Fonction de coût
- Avancé
- Transversal
Définition complète
La fonction de coût (ou fonction de perte, loss function) mesure l’écart entre la prédiction d’un modèle et la bonne réponse attendue. Plus le coût est élevé, plus le modèle se trompe. L’entraînement consiste à ajuster les paramètres du modèle pour minimiser cette fonction sur les données d’apprentissage. Le choix de la fonction de coût dépend du problème : erreur quadratique pour de la régression, entropie croisée pour de la classification.
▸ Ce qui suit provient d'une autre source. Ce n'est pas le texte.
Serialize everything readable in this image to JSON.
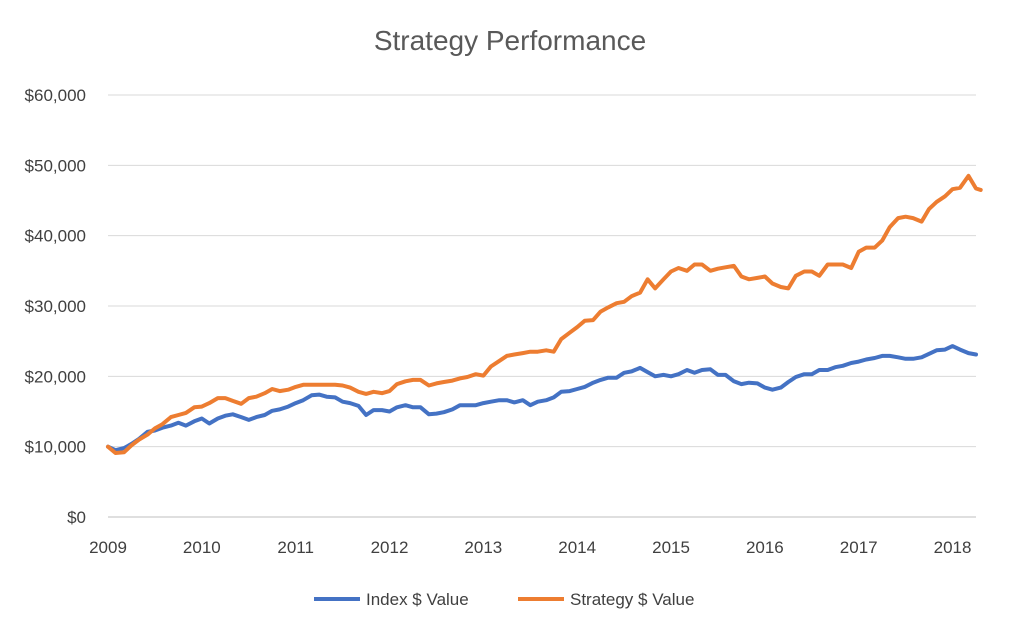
{
  "chart_data": {
    "type": "line",
    "title": "Strategy Performance",
    "xlabel": "",
    "ylabel": "",
    "xlim": [
      2009.0,
      2018.25
    ],
    "ylim": [
      0,
      60000
    ],
    "x_ticks": [
      2009,
      2010,
      2011,
      2012,
      2013,
      2014,
      2015,
      2016,
      2017,
      2018
    ],
    "x_tick_labels": [
      "2009",
      "2010",
      "2011",
      "2012",
      "2013",
      "2014",
      "2015",
      "2016",
      "2017",
      "2018"
    ],
    "y_ticks": [
      0,
      10000,
      20000,
      30000,
      40000,
      50000,
      60000
    ],
    "y_tick_labels": [
      "$0",
      "$10,000",
      "$20,000",
      "$30,000",
      "$40,000",
      "$50,000",
      "$60,000"
    ],
    "grid": true,
    "legend": "bottom",
    "series": [
      {
        "name": "Index $ Value",
        "color": "#4472c4",
        "points": [
          [
            2009.0,
            10000
          ],
          [
            2009.08,
            9500
          ],
          [
            2009.17,
            9800
          ],
          [
            2009.25,
            10400
          ],
          [
            2009.33,
            11100
          ],
          [
            2009.42,
            12100
          ],
          [
            2009.5,
            12300
          ],
          [
            2009.58,
            12700
          ],
          [
            2009.67,
            13000
          ],
          [
            2009.75,
            13400
          ],
          [
            2009.83,
            13000
          ],
          [
            2009.92,
            13600
          ],
          [
            2010.0,
            14000
          ],
          [
            2010.08,
            13300
          ],
          [
            2010.17,
            14000
          ],
          [
            2010.25,
            14400
          ],
          [
            2010.33,
            14600
          ],
          [
            2010.42,
            14200
          ],
          [
            2010.5,
            13800
          ],
          [
            2010.58,
            14200
          ],
          [
            2010.67,
            14500
          ],
          [
            2010.75,
            15100
          ],
          [
            2010.83,
            15300
          ],
          [
            2010.92,
            15700
          ],
          [
            2011.0,
            16200
          ],
          [
            2011.08,
            16600
          ],
          [
            2011.17,
            17300
          ],
          [
            2011.25,
            17400
          ],
          [
            2011.33,
            17100
          ],
          [
            2011.42,
            17000
          ],
          [
            2011.5,
            16400
          ],
          [
            2011.58,
            16200
          ],
          [
            2011.67,
            15800
          ],
          [
            2011.75,
            14500
          ],
          [
            2011.83,
            15200
          ],
          [
            2011.92,
            15200
          ],
          [
            2012.0,
            15000
          ],
          [
            2012.08,
            15600
          ],
          [
            2012.17,
            15900
          ],
          [
            2012.25,
            15600
          ],
          [
            2012.33,
            15600
          ],
          [
            2012.42,
            14600
          ],
          [
            2012.5,
            14700
          ],
          [
            2012.58,
            14900
          ],
          [
            2012.67,
            15300
          ],
          [
            2012.75,
            15900
          ],
          [
            2012.83,
            15900
          ],
          [
            2012.92,
            15900
          ],
          [
            2013.0,
            16200
          ],
          [
            2013.08,
            16400
          ],
          [
            2013.17,
            16600
          ],
          [
            2013.25,
            16600
          ],
          [
            2013.33,
            16300
          ],
          [
            2013.42,
            16600
          ],
          [
            2013.5,
            15900
          ],
          [
            2013.58,
            16400
          ],
          [
            2013.67,
            16600
          ],
          [
            2013.75,
            17000
          ],
          [
            2013.83,
            17800
          ],
          [
            2013.92,
            17900
          ],
          [
            2014.0,
            18200
          ],
          [
            2014.08,
            18500
          ],
          [
            2014.17,
            19100
          ],
          [
            2014.25,
            19500
          ],
          [
            2014.33,
            19800
          ],
          [
            2014.42,
            19800
          ],
          [
            2014.5,
            20500
          ],
          [
            2014.58,
            20700
          ],
          [
            2014.67,
            21200
          ],
          [
            2014.75,
            20600
          ],
          [
            2014.83,
            20000
          ],
          [
            2014.92,
            20200
          ],
          [
            2015.0,
            20000
          ],
          [
            2015.08,
            20300
          ],
          [
            2015.17,
            20900
          ],
          [
            2015.25,
            20500
          ],
          [
            2015.33,
            20900
          ],
          [
            2015.42,
            21000
          ],
          [
            2015.5,
            20200
          ],
          [
            2015.58,
            20200
          ],
          [
            2015.67,
            19300
          ],
          [
            2015.75,
            18900
          ],
          [
            2015.83,
            19100
          ],
          [
            2015.92,
            19000
          ],
          [
            2016.0,
            18400
          ],
          [
            2016.08,
            18100
          ],
          [
            2016.17,
            18400
          ],
          [
            2016.25,
            19200
          ],
          [
            2016.33,
            19900
          ],
          [
            2016.42,
            20300
          ],
          [
            2016.5,
            20300
          ],
          [
            2016.58,
            20900
          ],
          [
            2016.67,
            20900
          ],
          [
            2016.75,
            21300
          ],
          [
            2016.83,
            21500
          ],
          [
            2016.92,
            21900
          ],
          [
            2017.0,
            22100
          ],
          [
            2017.08,
            22400
          ],
          [
            2017.17,
            22600
          ],
          [
            2017.25,
            22900
          ],
          [
            2017.33,
            22900
          ],
          [
            2017.42,
            22700
          ],
          [
            2017.5,
            22500
          ],
          [
            2017.58,
            22500
          ],
          [
            2017.67,
            22700
          ],
          [
            2017.75,
            23200
          ],
          [
            2017.83,
            23700
          ],
          [
            2017.92,
            23800
          ],
          [
            2018.0,
            24300
          ],
          [
            2018.08,
            23800
          ],
          [
            2018.17,
            23300
          ],
          [
            2018.25,
            23100
          ]
        ]
      },
      {
        "name": "Strategy $ Value",
        "color": "#ed7d31",
        "points": [
          [
            2009.0,
            10000
          ],
          [
            2009.08,
            9100
          ],
          [
            2009.17,
            9200
          ],
          [
            2009.25,
            10200
          ],
          [
            2009.33,
            11000
          ],
          [
            2009.42,
            11700
          ],
          [
            2009.5,
            12600
          ],
          [
            2009.58,
            13200
          ],
          [
            2009.67,
            14200
          ],
          [
            2009.75,
            14500
          ],
          [
            2009.83,
            14800
          ],
          [
            2009.92,
            15600
          ],
          [
            2010.0,
            15700
          ],
          [
            2010.08,
            16200
          ],
          [
            2010.17,
            16900
          ],
          [
            2010.25,
            16900
          ],
          [
            2010.33,
            16500
          ],
          [
            2010.42,
            16100
          ],
          [
            2010.5,
            16900
          ],
          [
            2010.58,
            17100
          ],
          [
            2010.67,
            17600
          ],
          [
            2010.75,
            18200
          ],
          [
            2010.83,
            17900
          ],
          [
            2010.92,
            18100
          ],
          [
            2011.0,
            18500
          ],
          [
            2011.08,
            18800
          ],
          [
            2011.17,
            18800
          ],
          [
            2011.25,
            18800
          ],
          [
            2011.33,
            18800
          ],
          [
            2011.42,
            18800
          ],
          [
            2011.5,
            18700
          ],
          [
            2011.58,
            18400
          ],
          [
            2011.67,
            17800
          ],
          [
            2011.75,
            17500
          ],
          [
            2011.83,
            17800
          ],
          [
            2011.92,
            17600
          ],
          [
            2012.0,
            17900
          ],
          [
            2012.08,
            18900
          ],
          [
            2012.17,
            19300
          ],
          [
            2012.25,
            19500
          ],
          [
            2012.33,
            19500
          ],
          [
            2012.42,
            18700
          ],
          [
            2012.5,
            19000
          ],
          [
            2012.58,
            19200
          ],
          [
            2012.67,
            19400
          ],
          [
            2012.75,
            19700
          ],
          [
            2012.83,
            19900
          ],
          [
            2012.92,
            20300
          ],
          [
            2013.0,
            20100
          ],
          [
            2013.08,
            21400
          ],
          [
            2013.17,
            22200
          ],
          [
            2013.25,
            22900
          ],
          [
            2013.33,
            23100
          ],
          [
            2013.42,
            23300
          ],
          [
            2013.5,
            23500
          ],
          [
            2013.58,
            23500
          ],
          [
            2013.67,
            23700
          ],
          [
            2013.75,
            23500
          ],
          [
            2013.83,
            25300
          ],
          [
            2013.92,
            26200
          ],
          [
            2014.0,
            27000
          ],
          [
            2014.08,
            27900
          ],
          [
            2014.17,
            28000
          ],
          [
            2014.25,
            29200
          ],
          [
            2014.33,
            29800
          ],
          [
            2014.42,
            30400
          ],
          [
            2014.5,
            30600
          ],
          [
            2014.58,
            31400
          ],
          [
            2014.67,
            31900
          ],
          [
            2014.75,
            33800
          ],
          [
            2014.83,
            32500
          ],
          [
            2014.92,
            33800
          ],
          [
            2015.0,
            34900
          ],
          [
            2015.08,
            35400
          ],
          [
            2015.17,
            35000
          ],
          [
            2015.25,
            35900
          ],
          [
            2015.33,
            35900
          ],
          [
            2015.42,
            35000
          ],
          [
            2015.5,
            35300
          ],
          [
            2015.58,
            35500
          ],
          [
            2015.67,
            35700
          ],
          [
            2015.75,
            34200
          ],
          [
            2015.83,
            33800
          ],
          [
            2015.92,
            34000
          ],
          [
            2016.0,
            34200
          ],
          [
            2016.08,
            33200
          ],
          [
            2016.17,
            32700
          ],
          [
            2016.25,
            32500
          ],
          [
            2016.33,
            34300
          ],
          [
            2016.42,
            34900
          ],
          [
            2016.5,
            34900
          ],
          [
            2016.58,
            34300
          ],
          [
            2016.67,
            35900
          ],
          [
            2016.75,
            35900
          ],
          [
            2016.83,
            35900
          ],
          [
            2016.92,
            35400
          ],
          [
            2017.0,
            37700
          ],
          [
            2017.08,
            38300
          ],
          [
            2017.17,
            38300
          ],
          [
            2017.25,
            39300
          ],
          [
            2017.33,
            41200
          ],
          [
            2017.42,
            42500
          ],
          [
            2017.5,
            42700
          ],
          [
            2017.58,
            42500
          ],
          [
            2017.67,
            42000
          ],
          [
            2017.75,
            43800
          ],
          [
            2017.83,
            44800
          ],
          [
            2017.92,
            45600
          ],
          [
            2018.0,
            46600
          ],
          [
            2018.08,
            46800
          ],
          [
            2018.17,
            48500
          ],
          [
            2018.25,
            46700
          ],
          [
            2018.3,
            46500
          ]
        ]
      }
    ]
  }
}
Une fonction de coût mal choisie peut biaiser tout le modèle même avec de bonnes données. C’est l’un des leviers de réglage d’un projet d’apprentissage.
À quoi ça sert
Cas d'usage typiques
1) Vision : choix d’une perte adaptée à la détection d’objets rares. 2) NLP (Natural Language Processing) : entropie croisée pour entraîner un classifieur d’intentions. 3) Audit modèle : analyse de la courbe de perte sur train vs validation pour détecter du surapprentissage. 4) Formation data scientist : exercice de comparaison de fonctions de coût sur un même dataset.
Mises en situation
S'approprier cette notion dans son quotidien de travail
Contexte
Une coordinateur de site d'une exploitation agricole en bio découvre la notion de « Fonction de coût » et souhaite l'appliquer à une situation concrète de son métier.
Application
Elle prend un cas réel rencontré récemment, identifie comment la notion s'y applique et formalise en quelques phrases ce que cela change dans sa pratique. Elle partage le résultat avec un collègue pour s'assurer que sa compréhension tient la route et l'intègre dans sa boîte à outils.
Résultat attendu
La notion sert de cadre commun et facilite les échanges avec les parties prenantes.